Obstructive Sleep Apnoea (OSA) is a sleep related disorder, which causes repetitive collapse of upper airways during sleep leading to serious consequences. Aging populations and rising number of obese people are making OSA an increasingly important public health problem. At present, over 90% of the patients remain undiagnosed. Gold standard of OSA diagnosis, Polysomnography (PSG), requires the patient to spend full night at the sleep clinic attached to a multitude of measurement leads. Therefore PSG is inconvenient and expensive, making it unsuited for community screening.

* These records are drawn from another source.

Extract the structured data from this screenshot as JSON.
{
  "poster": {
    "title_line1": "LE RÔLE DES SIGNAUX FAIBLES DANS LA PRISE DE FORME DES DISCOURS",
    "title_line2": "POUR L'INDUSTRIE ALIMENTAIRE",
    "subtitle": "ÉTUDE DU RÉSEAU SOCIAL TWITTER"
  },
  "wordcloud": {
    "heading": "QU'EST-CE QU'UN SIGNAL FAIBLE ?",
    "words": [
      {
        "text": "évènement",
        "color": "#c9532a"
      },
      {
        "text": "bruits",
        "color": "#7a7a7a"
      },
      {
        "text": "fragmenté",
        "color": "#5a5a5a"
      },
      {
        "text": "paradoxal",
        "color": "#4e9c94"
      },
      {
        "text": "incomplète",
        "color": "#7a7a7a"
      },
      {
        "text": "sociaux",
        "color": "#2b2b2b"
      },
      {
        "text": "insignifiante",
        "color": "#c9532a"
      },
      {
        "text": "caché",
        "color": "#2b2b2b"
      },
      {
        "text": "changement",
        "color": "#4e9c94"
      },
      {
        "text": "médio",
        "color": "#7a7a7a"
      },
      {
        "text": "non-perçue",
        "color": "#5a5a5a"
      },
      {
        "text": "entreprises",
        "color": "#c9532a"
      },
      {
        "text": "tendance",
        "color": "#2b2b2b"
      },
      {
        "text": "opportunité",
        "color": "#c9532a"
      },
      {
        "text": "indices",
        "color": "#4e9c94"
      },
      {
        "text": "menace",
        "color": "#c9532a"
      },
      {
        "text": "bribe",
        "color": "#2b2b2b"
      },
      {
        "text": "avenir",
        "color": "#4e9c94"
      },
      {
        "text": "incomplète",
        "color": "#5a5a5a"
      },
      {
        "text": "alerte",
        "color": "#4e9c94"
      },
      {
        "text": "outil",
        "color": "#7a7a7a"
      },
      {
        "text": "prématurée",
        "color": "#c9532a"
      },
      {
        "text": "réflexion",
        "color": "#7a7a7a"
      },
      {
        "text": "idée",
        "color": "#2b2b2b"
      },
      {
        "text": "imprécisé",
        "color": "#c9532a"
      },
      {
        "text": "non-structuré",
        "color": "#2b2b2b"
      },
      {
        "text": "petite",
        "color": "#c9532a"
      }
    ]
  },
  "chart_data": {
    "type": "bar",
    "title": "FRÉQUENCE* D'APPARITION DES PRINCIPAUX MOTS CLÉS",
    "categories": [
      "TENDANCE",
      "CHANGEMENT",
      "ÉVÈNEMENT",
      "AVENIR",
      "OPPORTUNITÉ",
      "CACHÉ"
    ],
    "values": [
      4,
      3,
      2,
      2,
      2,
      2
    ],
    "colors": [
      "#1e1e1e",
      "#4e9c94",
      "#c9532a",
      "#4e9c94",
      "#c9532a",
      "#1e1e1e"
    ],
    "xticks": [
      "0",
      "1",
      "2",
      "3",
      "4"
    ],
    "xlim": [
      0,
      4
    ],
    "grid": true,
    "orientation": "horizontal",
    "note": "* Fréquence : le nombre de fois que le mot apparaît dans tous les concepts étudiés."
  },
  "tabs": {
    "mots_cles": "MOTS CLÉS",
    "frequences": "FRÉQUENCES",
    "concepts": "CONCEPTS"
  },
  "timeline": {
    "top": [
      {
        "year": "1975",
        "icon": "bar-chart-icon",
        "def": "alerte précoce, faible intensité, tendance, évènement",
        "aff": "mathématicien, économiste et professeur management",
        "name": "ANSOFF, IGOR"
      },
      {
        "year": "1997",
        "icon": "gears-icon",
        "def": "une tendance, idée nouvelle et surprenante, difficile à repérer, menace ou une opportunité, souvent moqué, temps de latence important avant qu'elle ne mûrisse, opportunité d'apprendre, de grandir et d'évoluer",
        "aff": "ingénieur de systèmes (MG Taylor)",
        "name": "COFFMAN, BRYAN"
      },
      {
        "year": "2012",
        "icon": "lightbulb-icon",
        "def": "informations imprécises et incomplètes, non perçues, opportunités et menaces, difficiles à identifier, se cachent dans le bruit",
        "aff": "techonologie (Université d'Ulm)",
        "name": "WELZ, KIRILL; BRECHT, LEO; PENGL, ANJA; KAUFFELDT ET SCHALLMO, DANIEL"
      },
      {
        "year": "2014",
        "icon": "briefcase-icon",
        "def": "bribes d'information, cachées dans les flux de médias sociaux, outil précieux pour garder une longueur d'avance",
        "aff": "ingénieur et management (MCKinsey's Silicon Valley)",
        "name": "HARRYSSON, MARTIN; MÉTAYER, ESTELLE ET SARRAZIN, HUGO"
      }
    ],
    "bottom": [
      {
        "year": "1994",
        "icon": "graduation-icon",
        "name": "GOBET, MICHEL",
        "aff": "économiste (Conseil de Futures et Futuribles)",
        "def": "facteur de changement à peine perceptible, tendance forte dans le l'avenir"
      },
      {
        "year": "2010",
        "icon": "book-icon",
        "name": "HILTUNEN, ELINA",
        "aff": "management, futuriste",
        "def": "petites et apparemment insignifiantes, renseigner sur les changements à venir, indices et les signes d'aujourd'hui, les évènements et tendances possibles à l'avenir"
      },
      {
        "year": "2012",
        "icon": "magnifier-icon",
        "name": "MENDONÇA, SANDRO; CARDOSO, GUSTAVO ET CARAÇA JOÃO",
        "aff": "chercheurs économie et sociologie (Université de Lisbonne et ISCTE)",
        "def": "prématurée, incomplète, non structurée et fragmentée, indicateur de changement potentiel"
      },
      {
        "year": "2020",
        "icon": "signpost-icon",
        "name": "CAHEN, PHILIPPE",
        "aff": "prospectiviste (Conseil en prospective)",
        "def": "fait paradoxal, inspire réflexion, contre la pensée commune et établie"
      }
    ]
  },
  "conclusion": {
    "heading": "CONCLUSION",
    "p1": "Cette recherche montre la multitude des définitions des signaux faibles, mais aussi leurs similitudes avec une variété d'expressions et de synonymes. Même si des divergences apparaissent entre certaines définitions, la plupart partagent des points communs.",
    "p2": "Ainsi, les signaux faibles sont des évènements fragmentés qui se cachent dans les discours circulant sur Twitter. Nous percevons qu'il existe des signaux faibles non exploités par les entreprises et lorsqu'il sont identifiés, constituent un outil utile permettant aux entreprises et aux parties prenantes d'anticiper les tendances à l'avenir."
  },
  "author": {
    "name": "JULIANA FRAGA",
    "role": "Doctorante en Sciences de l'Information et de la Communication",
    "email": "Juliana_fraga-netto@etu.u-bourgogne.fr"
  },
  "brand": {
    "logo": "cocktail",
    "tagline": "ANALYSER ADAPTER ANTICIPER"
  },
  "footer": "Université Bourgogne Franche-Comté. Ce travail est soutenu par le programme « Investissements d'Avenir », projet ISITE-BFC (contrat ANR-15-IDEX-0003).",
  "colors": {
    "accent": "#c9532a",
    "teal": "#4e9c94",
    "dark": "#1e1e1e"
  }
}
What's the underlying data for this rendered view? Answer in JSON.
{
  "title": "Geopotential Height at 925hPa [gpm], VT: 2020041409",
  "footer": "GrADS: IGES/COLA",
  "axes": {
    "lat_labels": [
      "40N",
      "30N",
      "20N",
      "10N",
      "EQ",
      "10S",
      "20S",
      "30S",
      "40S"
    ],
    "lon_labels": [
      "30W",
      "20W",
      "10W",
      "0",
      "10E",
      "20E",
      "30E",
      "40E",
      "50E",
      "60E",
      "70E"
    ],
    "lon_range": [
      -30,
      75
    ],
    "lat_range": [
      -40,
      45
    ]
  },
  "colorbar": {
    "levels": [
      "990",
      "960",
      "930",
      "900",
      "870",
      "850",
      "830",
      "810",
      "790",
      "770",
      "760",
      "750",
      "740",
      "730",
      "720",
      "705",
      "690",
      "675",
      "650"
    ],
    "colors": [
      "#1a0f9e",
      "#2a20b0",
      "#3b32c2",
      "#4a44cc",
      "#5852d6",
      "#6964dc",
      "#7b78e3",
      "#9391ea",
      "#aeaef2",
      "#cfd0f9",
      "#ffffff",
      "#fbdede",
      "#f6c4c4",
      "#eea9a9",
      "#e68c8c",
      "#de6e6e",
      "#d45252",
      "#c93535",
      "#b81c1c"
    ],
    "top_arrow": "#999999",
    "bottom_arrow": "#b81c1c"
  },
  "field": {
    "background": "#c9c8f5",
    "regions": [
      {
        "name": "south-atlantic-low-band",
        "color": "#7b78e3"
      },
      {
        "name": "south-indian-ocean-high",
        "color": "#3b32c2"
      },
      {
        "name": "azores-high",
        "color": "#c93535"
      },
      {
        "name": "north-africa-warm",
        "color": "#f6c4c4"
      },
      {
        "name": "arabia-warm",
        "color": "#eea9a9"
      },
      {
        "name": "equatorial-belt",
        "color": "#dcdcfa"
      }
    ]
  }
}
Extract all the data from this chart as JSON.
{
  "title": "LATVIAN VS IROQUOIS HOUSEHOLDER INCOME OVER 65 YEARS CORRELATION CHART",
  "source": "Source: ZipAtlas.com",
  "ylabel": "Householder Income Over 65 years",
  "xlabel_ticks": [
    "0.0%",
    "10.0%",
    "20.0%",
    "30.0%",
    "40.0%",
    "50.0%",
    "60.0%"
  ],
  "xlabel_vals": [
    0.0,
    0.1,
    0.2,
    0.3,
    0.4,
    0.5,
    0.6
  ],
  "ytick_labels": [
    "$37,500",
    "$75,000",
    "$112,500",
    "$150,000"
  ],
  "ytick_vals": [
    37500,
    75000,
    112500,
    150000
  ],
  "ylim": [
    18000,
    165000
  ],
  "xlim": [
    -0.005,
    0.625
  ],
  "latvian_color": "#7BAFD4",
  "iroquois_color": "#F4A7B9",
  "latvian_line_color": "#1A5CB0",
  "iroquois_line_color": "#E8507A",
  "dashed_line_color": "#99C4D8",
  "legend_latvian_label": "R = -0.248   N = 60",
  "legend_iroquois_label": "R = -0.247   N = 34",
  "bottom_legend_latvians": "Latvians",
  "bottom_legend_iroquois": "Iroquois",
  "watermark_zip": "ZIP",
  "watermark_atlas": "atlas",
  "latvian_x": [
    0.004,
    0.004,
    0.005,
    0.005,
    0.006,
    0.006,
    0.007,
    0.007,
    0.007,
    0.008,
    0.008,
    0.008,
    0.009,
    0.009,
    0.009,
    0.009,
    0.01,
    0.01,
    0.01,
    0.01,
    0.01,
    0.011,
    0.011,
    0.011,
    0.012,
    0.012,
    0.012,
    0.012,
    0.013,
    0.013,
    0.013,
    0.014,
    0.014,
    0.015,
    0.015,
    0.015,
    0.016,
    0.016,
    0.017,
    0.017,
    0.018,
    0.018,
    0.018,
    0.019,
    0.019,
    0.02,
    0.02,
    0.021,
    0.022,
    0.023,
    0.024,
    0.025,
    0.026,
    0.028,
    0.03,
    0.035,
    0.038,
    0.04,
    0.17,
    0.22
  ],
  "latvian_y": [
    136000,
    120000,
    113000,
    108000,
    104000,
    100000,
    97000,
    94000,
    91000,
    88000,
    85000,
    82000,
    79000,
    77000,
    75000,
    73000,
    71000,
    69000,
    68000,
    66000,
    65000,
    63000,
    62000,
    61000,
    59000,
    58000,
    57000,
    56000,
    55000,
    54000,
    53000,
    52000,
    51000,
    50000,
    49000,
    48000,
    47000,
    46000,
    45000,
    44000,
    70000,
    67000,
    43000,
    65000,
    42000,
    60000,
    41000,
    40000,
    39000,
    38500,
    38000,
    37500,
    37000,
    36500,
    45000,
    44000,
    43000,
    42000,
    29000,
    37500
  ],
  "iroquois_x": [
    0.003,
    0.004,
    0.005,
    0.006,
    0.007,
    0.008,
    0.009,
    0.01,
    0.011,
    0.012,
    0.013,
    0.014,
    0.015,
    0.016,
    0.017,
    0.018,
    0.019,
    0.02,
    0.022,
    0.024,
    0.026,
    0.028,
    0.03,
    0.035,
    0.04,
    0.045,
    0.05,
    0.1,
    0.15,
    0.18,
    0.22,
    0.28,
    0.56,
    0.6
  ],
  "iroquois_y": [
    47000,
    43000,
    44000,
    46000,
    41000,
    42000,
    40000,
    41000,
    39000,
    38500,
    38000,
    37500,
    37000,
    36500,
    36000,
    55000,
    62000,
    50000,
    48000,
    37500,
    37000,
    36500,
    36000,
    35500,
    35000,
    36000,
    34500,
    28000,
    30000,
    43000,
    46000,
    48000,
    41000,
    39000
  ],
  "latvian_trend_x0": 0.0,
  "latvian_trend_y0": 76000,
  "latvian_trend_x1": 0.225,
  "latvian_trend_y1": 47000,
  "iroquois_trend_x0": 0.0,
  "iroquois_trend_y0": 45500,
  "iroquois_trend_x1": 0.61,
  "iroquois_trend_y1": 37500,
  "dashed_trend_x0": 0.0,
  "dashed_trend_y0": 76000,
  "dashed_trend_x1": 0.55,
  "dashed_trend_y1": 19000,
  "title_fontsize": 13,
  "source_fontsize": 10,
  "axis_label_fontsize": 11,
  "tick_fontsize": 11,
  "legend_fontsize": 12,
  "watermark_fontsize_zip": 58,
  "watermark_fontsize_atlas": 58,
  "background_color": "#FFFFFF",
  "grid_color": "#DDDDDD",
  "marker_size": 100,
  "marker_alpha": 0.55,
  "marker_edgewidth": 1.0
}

Snoring, which is a common symptom of OSA, carries vital information about the status of the upper airways, though it is rarely being used for diagnosis. Several advantages of using snoring sound are non-invasive analysis, cost effectiveness, possibility of automated scoring and unattended study. This can be developed as a single measurement, which is potentially superior to PSG and other portable monitoring devices for screening OSA. In this research project we develop a clinical database of full night snoring sounds. We propose algorithms to segment and categorise recorded snoring signal into silence and voiced/unvoiced snoring sounds. These algorithms allow us to extract all the snores from the full night recording of sounds around 99% accuracy. Then we analyse the extracted snores from the subjects to track the development of apnoea events starting from the time a subject goes to sleep, using pitch-jitter information for mild OSA patients.
We introduce a novel feature, called intra snore pitch jumps (ISPJ), in a view to diagnose OSA. We tested the feature using a clinical database of full night snoring from 29 subjects. Sensitivity values of 83-1OO% (at specificity of 50-80%) were obtained at several severity levels of OSA. Achieved sensitivity levels indicate that feature ISPJ can be used for screening OSA at home setting using a simple monitor.